Google One, Eloquence definitely Nil.
All the best
Steve
From:
nvda@nvda.groups.io <nvda@nvda.groups.io> On Behalf Of
Gene
What you listen to makes a difference, headphones allow for faster listening with fewer words missed at the same fast speed. But the most important thing is what synthesizer you use. I don't know about all the newer synthesizers so I don't know if any are as good at fast speeds as Eloquence. In general, they aren't. Eloquence is, in my sampling of synthesizers, the easiest to understand at fast speeds, 350, 400 or more words per minute. It pronounces more words correctly without correcting with a speech dictionary. The voice sounds annoying when listening at a normal rate. It sounds raspy. This raspiness is significantly reduced when listening at a fast rate and I don't find it bothersome. Perhaps at first, it might be and I might have found it so. But I quickly got used to it. At times, for pleasure reading of long sections of text, a book, a very long article, I use a different voice such as the Dectalk synthesizer.

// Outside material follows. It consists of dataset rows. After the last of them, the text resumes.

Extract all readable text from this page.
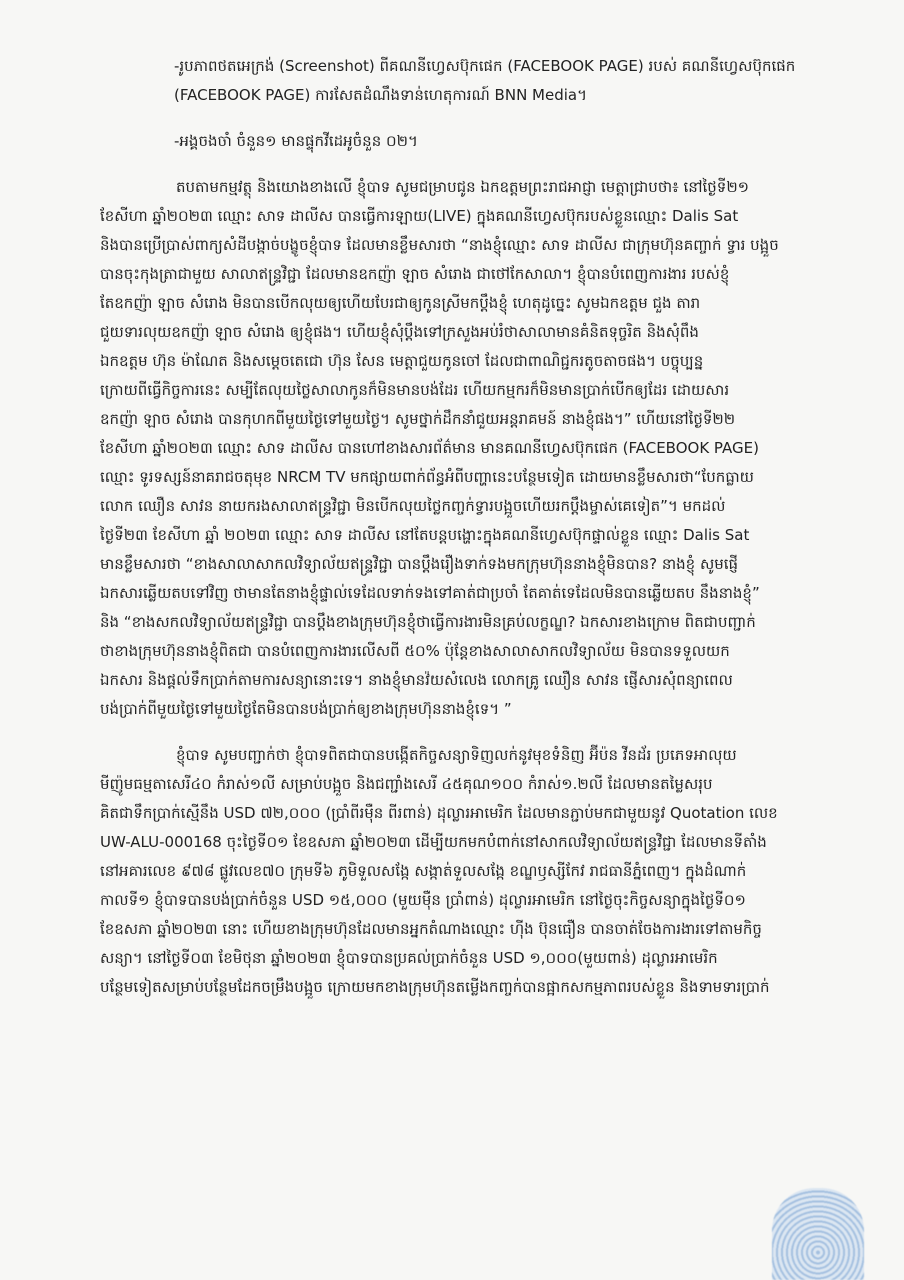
-រូបភាពថតអេក្រង់ (Screenshot) ពីគណនីហ្វេសប៊ុកផេក (FACEBOOK PAGE) របស់ គណនីហ្វេសប៊ុកផេក
(FACEBOOK PAGE) ការសែតដំណឹងទាន់ហេតុការណ៍ BNN Media។
-អង្គចងចាំ ចំនួន១ មានផ្ទុកវីដេអូចំនួន ០២។
តបតាមកម្មវត្ថុ និងយោងខាងលើ ខ្ញុំបាទ សូមជម្រាបជូន ឯកឧត្តមព្រះរាជអាជ្ញា មេត្តាជ្រាបថា៖ នៅថ្ងៃទី២១
ខែសីហា ឆ្នាំ២០២៣ ឈ្មោះ សាទ ដាលីស បានធ្វើការឡាយ(LIVE) ក្នុងគណនីហ្វេសប៊ុករបស់ខ្លួនឈ្មោះ Dalis Sat
និងបានប្រើប្រាស់ពាក្យសំដីបង្កាច់បង្ខូចខ្ញុំបាទ ដែលមានខ្លឹមសារថា “នាងខ្ញុំឈ្មោះ សាទ ដាលីស ជាក្រុមហ៊ុនគញ្ចាក់ ទ្វារ បង្អួច
បានចុះកុងត្រាជាមួយ សាលាឥន្ទ្រវិជ្ជា ដែលមានឧកញ៉ា ឡាច សំរោង ជាថៅកែសាលា។ ខ្ញុំបានបំពេញការងារ របស់ខ្ញុំ
តែឧកញ៉ា ឡាច សំរោង មិនបានបើកលុយឲ្យហើយបែរជាឲ្យកូនស្រីមកប្តឹងខ្ញុំ ហេតុដូច្នេះ សូមឯកឧត្តម ជួង តារា
ជួយទារលុយឧកញ៉ា ឡាច សំរោង ឲ្យខ្ញុំផង។ ហើយខ្ញុំសុំប្តឹងទៅក្រសួងអប់រំថាសាលាមានគំនិតទុច្ចរិត និងសុំពឹង
ឯកឧត្តម ហ៊ុន ម៉ាណែត និងសម្តេចតេជោ ហ៊ុន សែន មេត្តាជួយកូនចៅ ដែលជាពាណិជ្ជករតូចតាចផង។ បច្ចុប្បន្ន
ក្រោយពីធ្វើកិច្ចការនេះ សម្បីតែលុយថ្លៃសាលាកូនក៏មិនមានបង់ដែរ ហើយកម្មករក៏មិនមានប្រាក់បើកឲ្យដែរ ដោយសារ
ឧកញ៉ា ឡាច សំរោង បានកុហកពីមួយថ្ងៃទៅមួយថ្ងៃ។ សូមថ្នាក់ដឹកនាំជួយអន្តរាគមន៍ នាងខ្ញុំផង។” ហើយនៅថ្ងៃទី២២
ខែសីហា ឆ្នាំ២០២៣ ឈ្មោះ សាទ ដាលីស បានហៅខាងសារព័ត៌មាន មានគណនីហ្វេសប៊ុកផេក (FACEBOOK PAGE)
ឈ្មោះ ទូរទស្សន៍នាគរាជចតុមុខ NRCM TV មកផ្សាយពាក់ព័ន្ធអំពីបញ្ហានេះបន្ថែមទៀត ដោយមានខ្លឹមសារថា“បែកធ្លាយ
លោក ឈឿន សាវន នាយករងសាលាឥន្ទ្រវិជ្ជា មិនបើកលុយថ្លៃកញ្ចក់ទ្វារបង្អួចហើយរកប្តឹងម្ចាស់គេទៀត”។ មកដល់
ថ្ងៃទី២៣ ខែសីហា ឆ្នាំ ២០២៣ ឈ្មោះ សាទ ដាលីស នៅតែបន្តបង្ហោះក្នុងគណនីហ្វេសប៊ុកផ្ទាល់ខ្លួន ឈ្មោះ Dalis Sat
មានខ្លឹមសារថា “ខាងសាលាសាកលវិទ្យាល័យឥន្ទ្រវិជ្ជា បានប្តឹងរឿងទាក់ទងមកក្រុមហ៊ុននាងខ្ញុំមិនបាន? នាងខ្ញុំ សូមផ្ញើ
ឯកសារឆ្លើយតបទៅវិញ ថាមានតែនាងខ្ញុំផ្ទាល់ទេដែលទាក់ទងទៅគាត់ជាប្រចាំ តែគាត់ទេដែលមិនបានឆ្លើយតប នឹងនាងខ្ញុំ”
និង “ខាងសកលវិទ្យាល័យឥន្ទ្រវិជ្ជា បានប្តឹងខាងក្រុមហ៊ុនខ្ញុំថាធ្វើការងារមិនគ្រប់លក្ខណ្ឌ? ឯកសារខាងក្រោម ពិតជាបញ្ជាក់
ថាខាងក្រុមហ៊ុននាងខ្ញុំពិតជា បានបំពេញការងារលើសពី ៥០% ប៉ុន្តែខាងសាលាសាកលវិទ្យាល័យ មិនបានទទួលយក
ឯកសារ និងផ្តល់ទឹកប្រាក់តាមការសន្យានោះទេ។ នាងខ្ញុំមានវ៉យសំលេង លោកគ្រូ ឈឿន សាវន ផ្ញើសារសុំពន្យាពេល
បង់ប្រាក់ពីមួយថ្ងៃទៅមួយថ្ងៃតែមិនបានបង់ប្រាក់ឲ្យខាងក្រុមហ៊ុននាងខ្ញុំទេ។ ”
ខ្ញុំបាទ សូមបញ្ជាក់ថា ខ្ញុំបាទពិតជាបានបង្កើតកិច្ចសន្យាទិញលក់នូវមុខទំនិញ អ៊ីប៉ន វីនដ័រ ប្រភេទអាលុយ
មីញ៉ូមធម្មតាសេរី៤០ កំរាស់១លី សម្រាប់បង្អួច និងជញ្ជាំងសេរី ៤៥គុណ១០០ កំរាស់១.២លី ដែលមានតម្លៃសរុប
គិតជាទឹកប្រាក់ស្មើនឹង USD ៧២,០០០ (ប្រាំពីរម៉ឺន ពីរពាន់) ដុល្លារអាមេរិក ដែលមានភ្ជាប់មកជាមួយនូវ Quotation លេខ
UW-ALU-000168 ចុះថ្ងៃទី០១ ខែឧសភា ឆ្នាំ២០២៣ ដើម្បីយកមកបំពាក់នៅសាកលវិទ្យាល័យឥន្ទ្រវិជ្ជា ដែលមានទីតាំង
នៅអគារលេខ ៩៧៨ ផ្លូវលេខ៧០ ក្រុមទី៦ ភូមិទួលសង្កែ សង្កាត់ទួលសង្កែ ខណ្ឌឫស្សីកែវ រាជធានីភ្នំពេញ។ ក្នុងដំណាក់
កាលទី១ ខ្ញុំបាទបានបង់ប្រាក់ចំនួន USD ១៥,០០០ (មួយម៉ឺន ប្រាំពាន់) ដុល្លារអាមេរិក នៅថ្ងៃចុះកិច្ចសន្យាក្នុងថ្ងៃទី០១
ខែឧសភា ឆ្នាំ២០២៣ នោះ ហើយខាងក្រុមហ៊ុនដែលមានអ្នកតំណាងឈ្មោះ ហ៊ីង ប៊ុនធឿន បានចាត់ចែងការងារទៅតាមកិច្ច
សន្យា។ នៅថ្ងៃទី០៣ ខែមិថុនា ឆ្នាំ២០២៣ ខ្ញុំបាទបានប្រគល់ប្រាក់ចំនួន USD ១,០០០(មួយពាន់) ដុល្លារអាមេរិក
បន្ថែមទៀតសម្រាប់បន្ថែមដែកចម្រឹងបង្អួច ក្រោយមកខាងក្រុមហ៊ុនតម្លើងកញ្ចក់បានផ្អាកសកម្មភាពរបស់ខ្លួន និងទាមទារប្រាក់
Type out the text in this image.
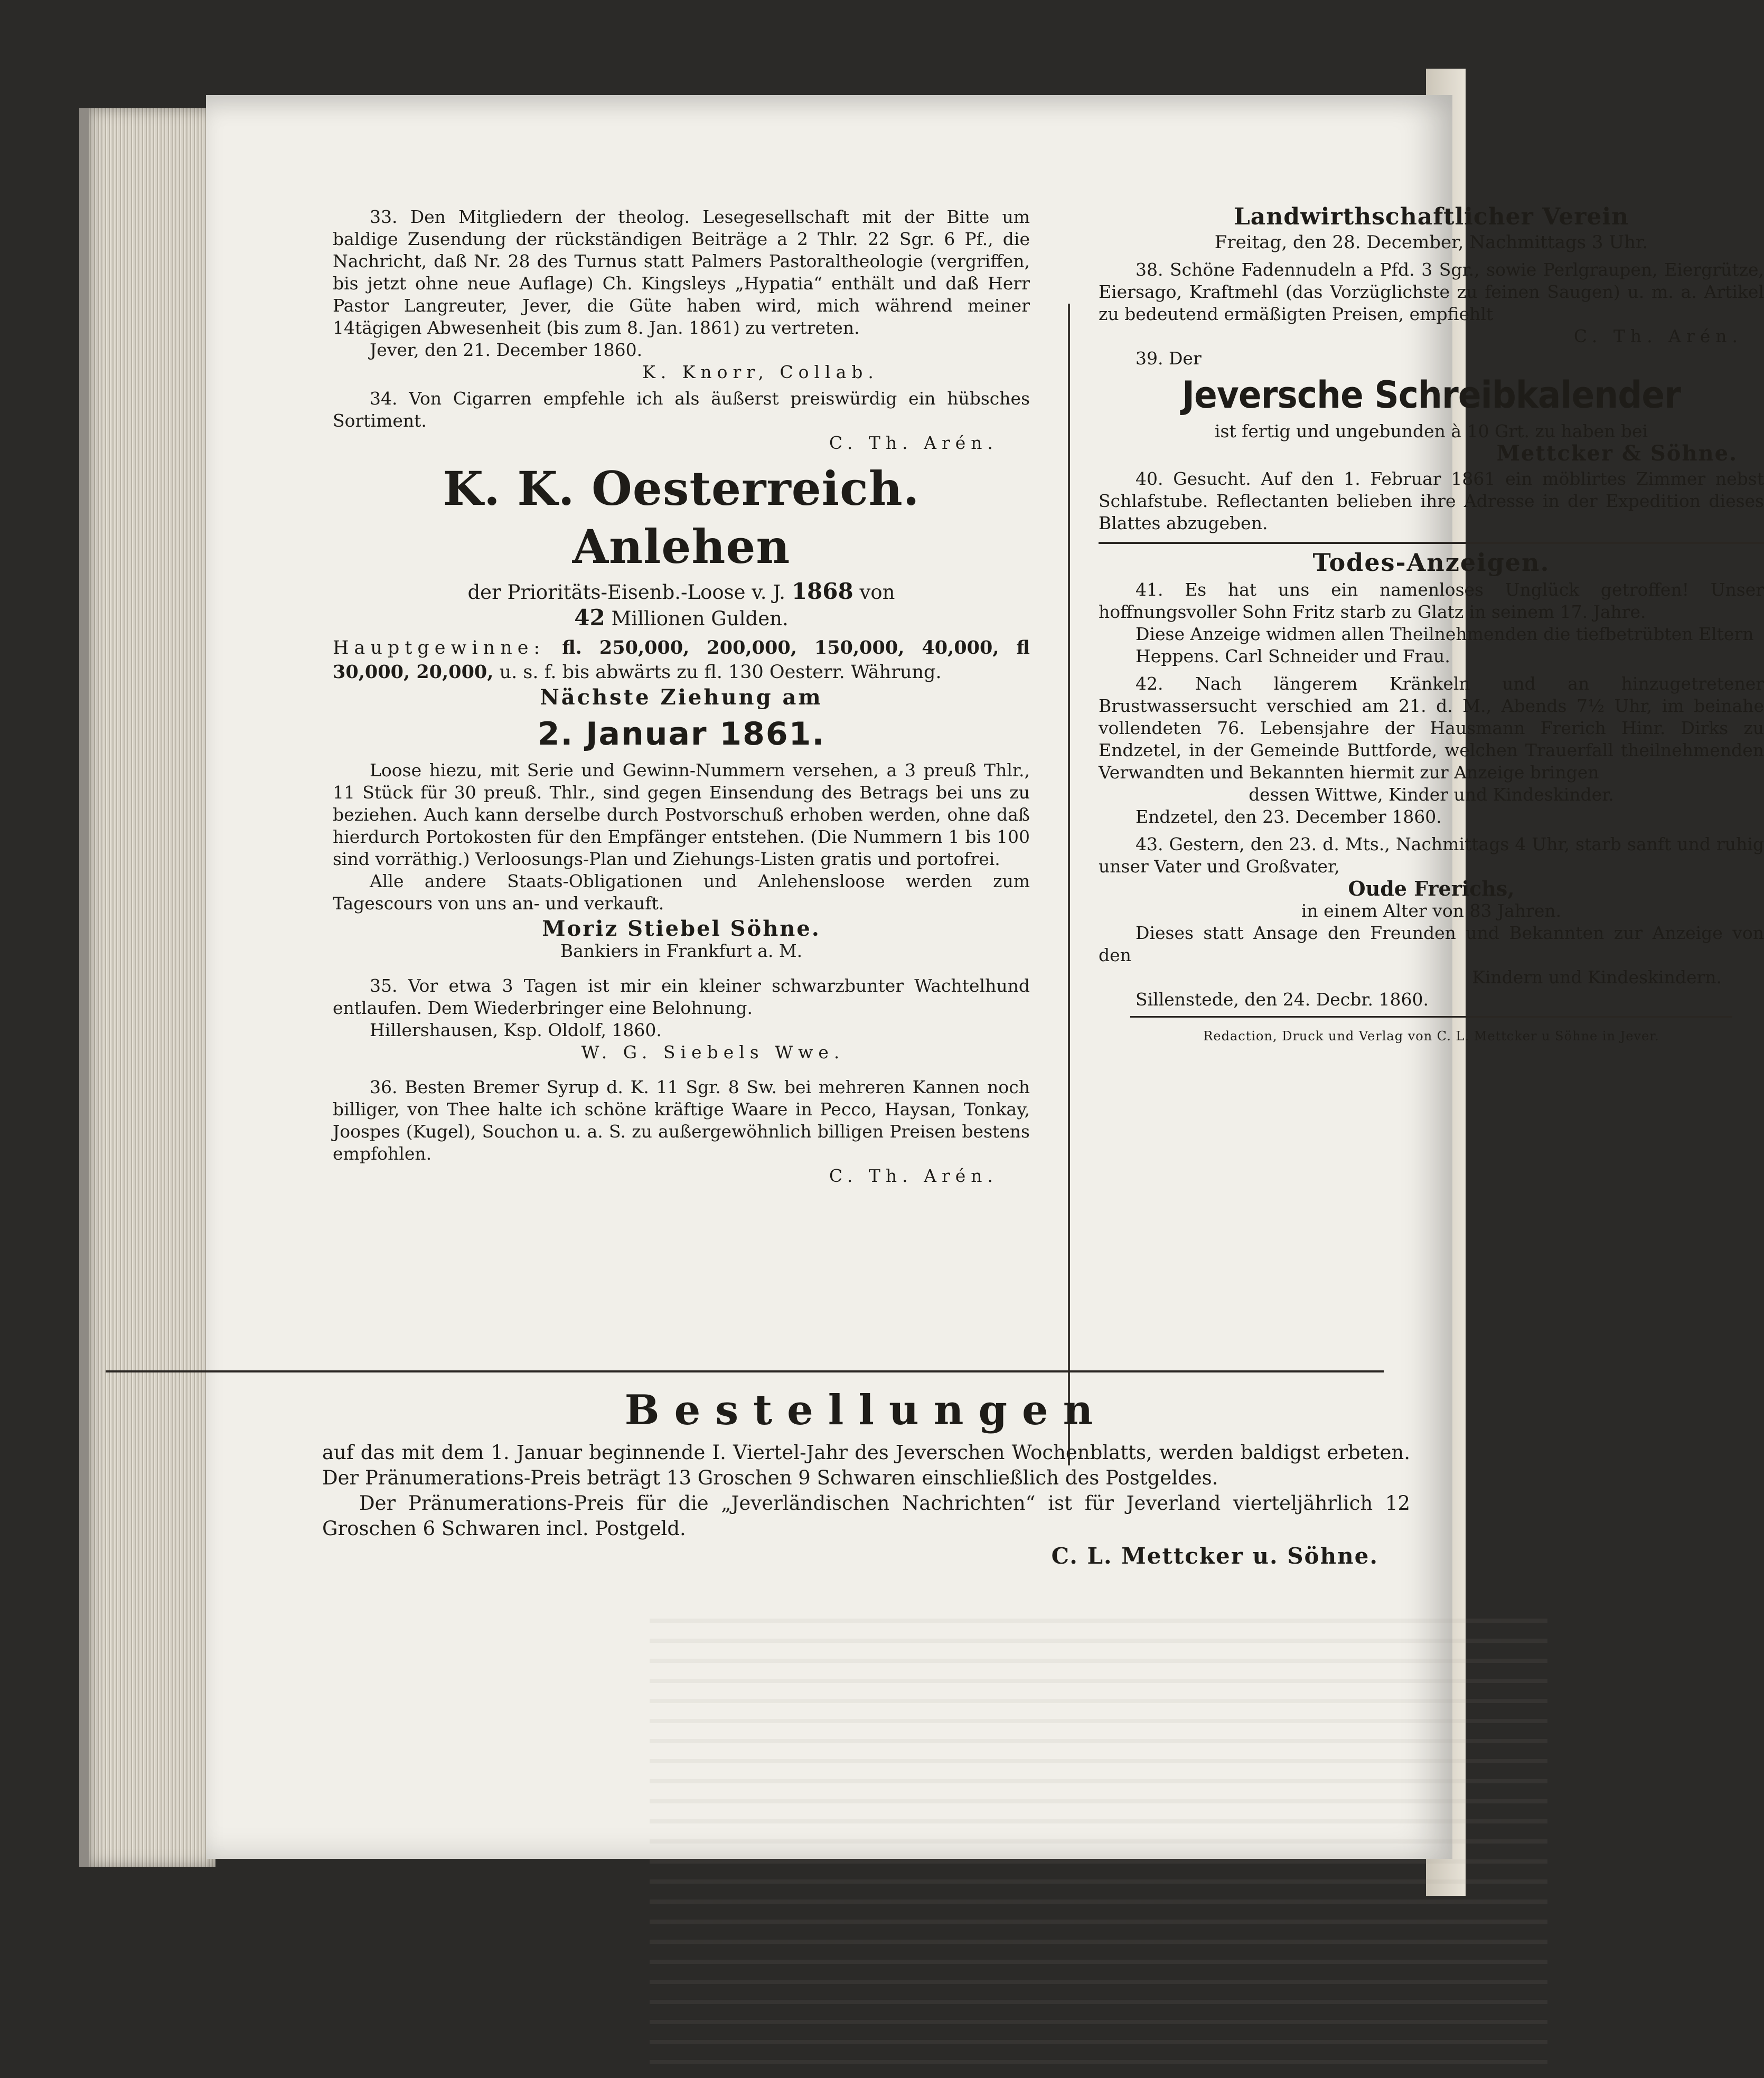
33. Den Mitgliedern der theolog. Lesegesellschaft mit der Bitte um baldige Zusendung der rückständigen Beiträge a 2 Thlr. 22 Sgr. 6 Pf., die Nachricht, daß Nr. 28 des Turnus statt Palmers Pastoraltheologie (vergriffen, bis jetzt ohne neue Auflage) Ch. Kingsleys „Hypatia“ enthält und daß Herr Pastor Langreuter, Jever, die Güte haben wird, mich während meiner 14tägigen Abwesenheit (bis zum 8. Jan. 1861) zu vertreten.

Jever, den 21. December 1860.

K. Knorr, Collab.

34. Von Cigarren empfehle ich als äußerst preiswürdig ein hübsches Sortiment.

C. Th. Arén.

K. K. Oesterreich. Anlehen

der Prioritäts-Eisenb.-Loose v. J. 1868 von

42 Millionen Gulden.

Hauptgewinne: fl. 250,000, 200,000, 150,000, 40,000, fl 30,000, 20,000, u. s. f. bis abwärts zu fl. 130 Oesterr. Währung.

Nächste Ziehung am

2. Januar 1861.

Loose hiezu, mit Serie und Gewinn-Nummern versehen, a 3 preuß Thlr., 11 Stück für 30 preuß. Thlr., sind gegen Einsendung des Betrags bei uns zu beziehen. Auch kann derselbe durch Postvorschuß erhoben werden, ohne daß hierdurch Portokosten für den Empfänger entstehen. (Die Nummern 1 bis 100 sind vorräthig.) Verloosungs-Plan und Ziehungs-Listen gratis und portofrei.

Alle andere Staats-Obligationen und Anlehensloose werden zum Tagescours von uns an- und verkauft.

Moriz Stiebel Söhne.

Bankiers in Frankfurt a. M.

35. Vor etwa 3 Tagen ist mir ein kleiner schwarzbunter Wachtelhund entlaufen. Dem Wiederbringer eine Belohnung.

Hillershausen, Ksp. Oldolf, 1860.

W. G. Siebels Wwe.

36. Besten Bremer Syrup d. K. 11 Sgr. 8 Sw. bei mehreren Kannen noch billiger, von Thee halte ich schöne kräftige Waare in Pecco, Haysan, Tonkay, Joospes (Kugel), Souchon u. a. S. zu außergewöhnlich billigen Preisen bestens empfohlen.

C. Th. Arén.

Landwirthschaftlicher Verein

Freitag, den 28. December, Nachmittags 3 Uhr.

38. Schöne Fadennudeln a Pfd. 3 Sgr., sowie Perlgraupen, Eiergrütze, Eiersago, Kraftmehl (das Vorzüglichste zu feinen Saugen) u. m. a. Artikel zu bedeutend ermäßigten Preisen, empfiehlt

C. Th. Arén.

39. Der

Jeversche Schreibkalender

ist fertig und ungebunden à 10 Grt. zu haben bei

Mettcker & Söhne.

40. Gesucht. Auf den 1. Februar 1861 ein möblirtes Zimmer nebst Schlafstube. Reflectanten belieben ihre Adresse in der Expedition dieses Blattes abzugeben.

Todes-Anzeigen.

41. Es hat uns ein namenloses Unglück getroffen! Unser hoffnungsvoller Sohn Fritz starb zu Glatz in seinem 17. Jahre.

Diese Anzeige widmen allen Theilnehmenden die tiefbetrübten Eltern

Heppens. Carl Schneider und Frau.

42. Nach längerem Kränkeln und an hinzugetretener Brustwassersucht verschied am 21. d. M., Abends 7½ Uhr, im beinahe vollendeten 76. Lebensjahre der Hausmann Frerich Hinr. Dirks zu Endzetel, in der Gemeinde Buttforde, welchen Trauerfall theilnehmenden Verwandten und Bekannten hiermit zur Anzeige bringen

dessen Wittwe, Kinder und Kindeskinder.

Endzetel, den 23. December 1860.

43. Gestern, den 23. d. Mts., Nachmittags 4 Uhr, starb sanft und ruhig unser Vater und Großvater,

Oude Frerichs,

in einem Alter von 83 Jahren.

Dieses statt Ansage den Freunden und Bekannten zur Anzeige von den

Kindern und Kindeskindern.

Sillenstede, den 24. Decbr. 1860.

Redaction, Druck und Verlag von C. L. Mettcker u Söhne in Jever.

Bestellungen

auf das mit dem 1. Januar beginnende I. Viertel-Jahr des Jeverschen Wochenblatts, werden baldigst erbeten. Der Pränumerations-Preis beträgt 13 Groschen 9 Schwaren einschließlich des Postgeldes.

Der Pränumerations-Preis für die „Jeverländischen Nachrichten“ ist für Jeverland vierteljährlich 12 Groschen 6 Schwaren incl. Postgeld.

C. L. Mettcker u. Söhne.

But how anyone can stand most of the newer synthesizers is beyond my comprehension. They slur words when joining them, leave off certain sounds when joining words, pause at unnatural times, use unnatural inflections, and I don't recall if I've left anything out. these newer synthesizers work by sampling a specific person saying thousands or more words. Then the synthesizer joins these actually spoken words together into speech. They can produce words out of phonemes of the sampled voice as well but much of their speech is playing prerecorded words in the right order. Think of how you would speak if you had prerecorded words in your brain and you spoke by a system combining prerecorded words. Inflections would be wrong, words wouldn't be joined properly, in short, you would sound like these newer kind of synthesizers.
Gene ----- Original Message ----- From: Ervin, Glenn Sent: Monday, July 16, 2018 10:23 AM Subject: Re: [nvda] Tips for speed reading /listening with screen readers
I have found that what I am
listening to makes a difference too.